SPARK_PARTITION_ID()

// DataFrame API
import org.apache.spark.sql.functions._
df.select(expr("SPARK_PARTITION_ID()"))

Arguments¶

Argument	Type	Description
None	-	This function takes no arguments

Return Type¶

IntegerType - Returns an integer representing the partition ID.

Supported Data Types¶

This expression does not accept input data as it is a leaf expression.

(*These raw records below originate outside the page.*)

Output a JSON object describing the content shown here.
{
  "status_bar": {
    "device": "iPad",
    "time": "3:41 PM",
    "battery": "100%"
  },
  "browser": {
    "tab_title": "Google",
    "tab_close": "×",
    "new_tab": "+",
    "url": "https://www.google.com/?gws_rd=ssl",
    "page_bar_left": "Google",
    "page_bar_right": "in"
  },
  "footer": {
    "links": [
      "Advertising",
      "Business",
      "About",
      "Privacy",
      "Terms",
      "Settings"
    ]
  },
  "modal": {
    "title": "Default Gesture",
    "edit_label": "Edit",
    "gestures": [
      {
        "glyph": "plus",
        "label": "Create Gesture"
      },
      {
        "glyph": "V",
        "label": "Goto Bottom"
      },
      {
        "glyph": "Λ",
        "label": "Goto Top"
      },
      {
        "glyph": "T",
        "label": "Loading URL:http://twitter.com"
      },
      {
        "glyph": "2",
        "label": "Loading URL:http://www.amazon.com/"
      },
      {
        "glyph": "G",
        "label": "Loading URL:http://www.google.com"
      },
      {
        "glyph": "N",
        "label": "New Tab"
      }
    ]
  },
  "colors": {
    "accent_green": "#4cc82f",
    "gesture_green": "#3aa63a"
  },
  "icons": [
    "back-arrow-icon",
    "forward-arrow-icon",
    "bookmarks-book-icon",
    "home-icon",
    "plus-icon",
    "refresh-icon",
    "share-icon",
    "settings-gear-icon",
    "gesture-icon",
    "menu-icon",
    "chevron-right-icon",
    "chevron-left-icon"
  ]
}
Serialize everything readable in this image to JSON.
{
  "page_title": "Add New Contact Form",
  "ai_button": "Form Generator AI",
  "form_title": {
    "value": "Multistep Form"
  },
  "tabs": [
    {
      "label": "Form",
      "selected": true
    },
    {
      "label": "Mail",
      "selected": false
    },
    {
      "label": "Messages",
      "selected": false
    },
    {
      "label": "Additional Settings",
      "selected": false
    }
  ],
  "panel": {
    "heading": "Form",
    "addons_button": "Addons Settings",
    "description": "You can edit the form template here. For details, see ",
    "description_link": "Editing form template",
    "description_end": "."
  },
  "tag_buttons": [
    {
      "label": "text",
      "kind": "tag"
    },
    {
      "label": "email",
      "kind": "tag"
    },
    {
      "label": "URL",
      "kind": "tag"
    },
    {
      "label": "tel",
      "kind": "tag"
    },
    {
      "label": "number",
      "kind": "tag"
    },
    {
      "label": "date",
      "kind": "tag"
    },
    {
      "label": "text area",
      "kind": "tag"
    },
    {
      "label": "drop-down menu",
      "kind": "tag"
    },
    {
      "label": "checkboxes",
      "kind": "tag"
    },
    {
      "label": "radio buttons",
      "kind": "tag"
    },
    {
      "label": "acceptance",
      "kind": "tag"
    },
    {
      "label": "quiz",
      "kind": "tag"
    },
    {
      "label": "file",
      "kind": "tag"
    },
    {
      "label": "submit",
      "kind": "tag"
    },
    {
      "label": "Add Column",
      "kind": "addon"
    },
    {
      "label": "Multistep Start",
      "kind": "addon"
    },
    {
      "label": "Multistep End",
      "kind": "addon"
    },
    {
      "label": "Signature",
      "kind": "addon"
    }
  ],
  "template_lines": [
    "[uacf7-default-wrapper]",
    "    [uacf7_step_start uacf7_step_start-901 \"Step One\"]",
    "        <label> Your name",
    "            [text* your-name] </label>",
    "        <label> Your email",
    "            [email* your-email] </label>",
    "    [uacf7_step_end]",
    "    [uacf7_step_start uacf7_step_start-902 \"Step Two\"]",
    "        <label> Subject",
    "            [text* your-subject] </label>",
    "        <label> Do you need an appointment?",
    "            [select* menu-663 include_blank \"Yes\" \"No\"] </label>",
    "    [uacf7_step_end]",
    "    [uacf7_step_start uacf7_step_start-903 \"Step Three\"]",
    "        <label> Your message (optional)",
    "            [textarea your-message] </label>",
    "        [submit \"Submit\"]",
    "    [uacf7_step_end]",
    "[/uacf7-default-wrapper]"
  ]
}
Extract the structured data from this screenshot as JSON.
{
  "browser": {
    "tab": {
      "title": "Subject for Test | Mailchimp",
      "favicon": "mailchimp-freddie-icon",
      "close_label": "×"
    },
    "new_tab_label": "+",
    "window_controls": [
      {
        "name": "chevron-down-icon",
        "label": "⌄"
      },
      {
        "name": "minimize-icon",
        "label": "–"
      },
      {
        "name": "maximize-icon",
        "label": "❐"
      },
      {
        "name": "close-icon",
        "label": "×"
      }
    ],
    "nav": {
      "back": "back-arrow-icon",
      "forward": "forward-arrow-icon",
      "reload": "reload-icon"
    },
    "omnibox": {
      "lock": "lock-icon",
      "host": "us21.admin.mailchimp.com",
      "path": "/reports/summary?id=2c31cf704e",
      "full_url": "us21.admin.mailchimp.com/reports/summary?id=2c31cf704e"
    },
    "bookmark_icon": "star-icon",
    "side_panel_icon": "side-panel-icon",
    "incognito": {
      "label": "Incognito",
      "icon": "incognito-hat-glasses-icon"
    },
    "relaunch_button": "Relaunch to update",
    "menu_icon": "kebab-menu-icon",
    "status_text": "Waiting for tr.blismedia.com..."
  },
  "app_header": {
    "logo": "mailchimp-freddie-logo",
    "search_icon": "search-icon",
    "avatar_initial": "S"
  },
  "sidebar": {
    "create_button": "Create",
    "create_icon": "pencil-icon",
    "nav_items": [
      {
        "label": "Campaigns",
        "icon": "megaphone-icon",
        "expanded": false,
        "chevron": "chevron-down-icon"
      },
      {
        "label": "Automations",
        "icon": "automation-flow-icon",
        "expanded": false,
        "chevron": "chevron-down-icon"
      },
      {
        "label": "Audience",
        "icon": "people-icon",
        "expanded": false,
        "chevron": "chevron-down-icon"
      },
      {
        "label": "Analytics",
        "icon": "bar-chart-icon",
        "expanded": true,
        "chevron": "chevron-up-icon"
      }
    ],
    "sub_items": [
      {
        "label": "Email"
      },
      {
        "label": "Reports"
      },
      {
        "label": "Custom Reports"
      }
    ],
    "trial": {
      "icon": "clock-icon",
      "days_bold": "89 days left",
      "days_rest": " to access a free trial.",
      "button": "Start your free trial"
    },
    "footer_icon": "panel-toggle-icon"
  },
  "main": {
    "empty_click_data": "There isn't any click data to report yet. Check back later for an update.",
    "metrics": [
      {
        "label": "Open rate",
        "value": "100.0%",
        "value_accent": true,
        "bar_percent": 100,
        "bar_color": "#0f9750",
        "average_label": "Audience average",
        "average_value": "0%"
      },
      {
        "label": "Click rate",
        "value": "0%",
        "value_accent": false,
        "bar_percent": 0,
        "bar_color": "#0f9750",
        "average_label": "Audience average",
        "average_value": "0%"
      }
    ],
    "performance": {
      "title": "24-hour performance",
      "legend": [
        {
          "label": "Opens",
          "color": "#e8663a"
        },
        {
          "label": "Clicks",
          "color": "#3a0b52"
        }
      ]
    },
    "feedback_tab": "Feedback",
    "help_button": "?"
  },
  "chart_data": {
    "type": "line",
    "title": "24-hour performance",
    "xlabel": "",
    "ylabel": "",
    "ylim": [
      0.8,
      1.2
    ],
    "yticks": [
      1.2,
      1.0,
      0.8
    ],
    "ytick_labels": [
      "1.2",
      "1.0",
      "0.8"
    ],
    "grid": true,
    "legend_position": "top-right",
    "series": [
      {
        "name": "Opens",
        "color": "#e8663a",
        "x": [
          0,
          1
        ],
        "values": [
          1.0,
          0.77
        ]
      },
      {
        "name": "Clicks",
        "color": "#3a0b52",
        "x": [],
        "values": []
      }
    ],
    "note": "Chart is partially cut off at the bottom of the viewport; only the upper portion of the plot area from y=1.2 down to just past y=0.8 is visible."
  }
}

It operates independently of any input data types and always returns an integer partition ID.

Algorithm¶

The expression is initialized once per partition with the partition index value
During initialization, the partitionIndex parameter is stored in the partitionId field
For each row evaluation, it simply returns the stored partition ID value
The partition ID remains constant for all rows within the same partition
The expression is marked as Nondeterministic because the same logical row can have different partition IDs across different query executions

Partitioning Behavior¶

Preserves partitioning: This expression does not affect the existing partitioning scheme
No shuffle required: Since it's a leaf expression that only reads partition metadata, no data movement is needed
The returned value directly corresponds to Spark's internal partition numbering (0-indexed)

Edge Cases¶

Null handling: This expression never returns null (nullable = false)
Empty partitions: Even empty partitions will have a valid partition ID
Single partition: In single-partition datasets, always returns 0
Partition reassignment: If partitions are redistributed during query execution, the partition ID reflects the current partition assignment

Code Generation¶

This expression fully supports Tungsten code generation: - Uses doGenCode method to generate efficient Java code - Creates an immutable state variable partitionId in the generated code - Initializes the partition ID once per partition using addPartitionInitializationStatement - Generates inline code that directly returns the partition ID value without method calls

Examples¶

-- Get partition ID for each row
SELECT SPARK_PARTITION_ID(), * FROM my_table;

-- Count rows per partition
SELECT SPARK_PARTITION_ID() as partition_id, COUNT(*) as row_count 
FROM my_table 
GROUP BY SPARK_PARTITION_ID();

-- Filter data from specific partitions
SELECT * FROM my_table WHERE SPARK_PARTITION_ID() IN (0, 1, 2);

// DataFrame API usage
import org.apache.spark.sql.functions._

// Add partition ID column
val dfWithPartitionId = df.withColumn("partition_id", expr("SPARK_PARTITION_ID()"))

// Group by partition ID
val partitionCounts = df.groupBy(expr("SPARK_PARTITION_ID()")).count()

// Filter by partition ID
val partition0Data = df.filter(expr("SPARK_PARTITION_ID() = 0"))